This almost never happens, but for the next couple of hours I am alone in my house. Lyndon is not coming home this weekend, and the boys are at a youth activity at the church. It seems very quiet. I should probably do something… or not!

Pretty normal Friday here. The boys did their school work. Carter spent his time working on numbers. Colton and Tyson are both diagramming sentences (remember that?) in their English books. We finished Stuart Little this afternoon. Everyone agreed that the ending felt a little funny. Kind of unfinished. Carter came with me this afternoon to get water. He was a big help. It is nice to have an extra pair of hands, even six-year-old hands. He stood in the back of the truck and held the hose in the tank. It had been previously discovered, on a very cold day, that if one was not careful the water pressure could lift the hose out of the tank and spray water on everyone and everything in the immediate vicinity. So Carter held the hose while I plugged the loonie, and we were set.
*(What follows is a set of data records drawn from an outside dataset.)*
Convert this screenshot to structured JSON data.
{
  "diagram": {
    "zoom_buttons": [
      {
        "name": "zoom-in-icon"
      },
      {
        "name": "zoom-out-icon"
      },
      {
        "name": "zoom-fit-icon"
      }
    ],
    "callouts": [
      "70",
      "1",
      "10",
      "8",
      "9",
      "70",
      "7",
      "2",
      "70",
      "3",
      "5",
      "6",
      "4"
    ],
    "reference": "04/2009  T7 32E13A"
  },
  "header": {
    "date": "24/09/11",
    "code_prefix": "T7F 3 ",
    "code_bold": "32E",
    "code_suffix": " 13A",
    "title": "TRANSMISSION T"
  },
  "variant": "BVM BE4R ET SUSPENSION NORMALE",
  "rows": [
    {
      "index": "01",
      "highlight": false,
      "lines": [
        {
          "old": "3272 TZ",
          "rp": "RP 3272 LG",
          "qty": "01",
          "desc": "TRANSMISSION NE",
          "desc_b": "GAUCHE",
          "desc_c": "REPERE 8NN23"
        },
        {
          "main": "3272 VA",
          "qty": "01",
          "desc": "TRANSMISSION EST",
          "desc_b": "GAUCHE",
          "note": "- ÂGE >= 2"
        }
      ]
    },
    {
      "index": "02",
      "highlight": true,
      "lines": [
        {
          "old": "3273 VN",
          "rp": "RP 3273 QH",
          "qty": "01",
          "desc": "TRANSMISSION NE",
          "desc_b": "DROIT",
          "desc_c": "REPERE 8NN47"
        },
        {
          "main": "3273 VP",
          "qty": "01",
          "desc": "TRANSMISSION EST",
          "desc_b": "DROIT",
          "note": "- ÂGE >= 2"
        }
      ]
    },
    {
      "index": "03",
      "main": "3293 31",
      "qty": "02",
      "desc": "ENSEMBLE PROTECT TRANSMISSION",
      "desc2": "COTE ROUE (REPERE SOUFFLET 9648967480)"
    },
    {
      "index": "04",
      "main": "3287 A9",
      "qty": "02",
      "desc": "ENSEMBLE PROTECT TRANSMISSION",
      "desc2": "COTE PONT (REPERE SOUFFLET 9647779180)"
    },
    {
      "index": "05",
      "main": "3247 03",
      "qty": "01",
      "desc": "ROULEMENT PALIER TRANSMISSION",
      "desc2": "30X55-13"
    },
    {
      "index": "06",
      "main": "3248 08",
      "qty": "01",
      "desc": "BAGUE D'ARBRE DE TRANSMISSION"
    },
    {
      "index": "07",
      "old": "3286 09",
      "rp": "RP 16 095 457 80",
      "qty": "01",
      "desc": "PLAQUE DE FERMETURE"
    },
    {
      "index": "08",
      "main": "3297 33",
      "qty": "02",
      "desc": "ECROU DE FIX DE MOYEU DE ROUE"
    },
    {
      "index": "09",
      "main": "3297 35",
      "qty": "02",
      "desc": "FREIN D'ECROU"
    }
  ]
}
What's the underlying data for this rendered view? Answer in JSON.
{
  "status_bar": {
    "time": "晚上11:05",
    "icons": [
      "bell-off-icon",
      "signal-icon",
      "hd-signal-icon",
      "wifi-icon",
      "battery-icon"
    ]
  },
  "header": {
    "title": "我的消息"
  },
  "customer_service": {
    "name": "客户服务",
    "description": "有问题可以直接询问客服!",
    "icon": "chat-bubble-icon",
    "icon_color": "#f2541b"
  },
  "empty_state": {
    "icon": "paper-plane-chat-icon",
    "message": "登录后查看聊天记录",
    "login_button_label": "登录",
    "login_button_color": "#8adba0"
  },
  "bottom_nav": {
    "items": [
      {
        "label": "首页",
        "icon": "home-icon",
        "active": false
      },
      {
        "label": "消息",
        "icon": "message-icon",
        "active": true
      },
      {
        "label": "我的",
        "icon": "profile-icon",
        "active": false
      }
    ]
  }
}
I also spent some time pricing books that I am going to sell at the used book sale at the homeschool conference. I spent about a day going through all of my books and pulled out a bunch that I am willing to part with. So now I have to label them, price them, and record them on a form. It’s a lot of work, but I am in the mood to downsize, declutter, and generally get rid of the excess. I still have way too many books, but it’s a start. (I confess that as I was pricing, I did sneak some of the books I had planned to sell back onto the bookshelf.)

Today I read a post from a mom who lost a young son in a car accident a few months ago. I have been following this family’s journey on-line (there is a family connection) and it has been amazing and inspiring. Both the mom and the dad have written with such poignancy about their grief, their pain, their anger, their faith. I, like anyone who has been spared such a loss, can not begin to imagine the emotional depths of such a walk. God bless them.

Last summer I went to the funeral of a neighbour and his four-year-old son. The father and son were using the tractor to grade their driveway. The tractor snagged on something and flipped over backwards and they were crushed underneath. I will never forget walking up the the front of the Catholic church and looking into the casket that held both of their bodies. They lay together, the dad holding a pair of drumsticks in his hand and the little boy, curled toward his father, with a stuffed teletubbie under his arm. It makes my breath catch to remember. A mother and three children are left to carry on. God bless them.

Yesterday I read the blog of a woman whose husband was killed on his way to work two months ago. He left in the morning, after saying goodbye to his wife and five children, and he was gone. God bless them.

I don’t know for sure why these, and many other, situations stay in my mind. I guess that since becoming a mother myself, I immediately put myself in the shoes of these moms, and wonder how I would ever get through such a tragedy. I can’t even make myself contemplate the loss of one of my children or my husband. I pray that God will comfort these moms and the many others who have had to live the reality of what I can not even begin to imagine. God bless them.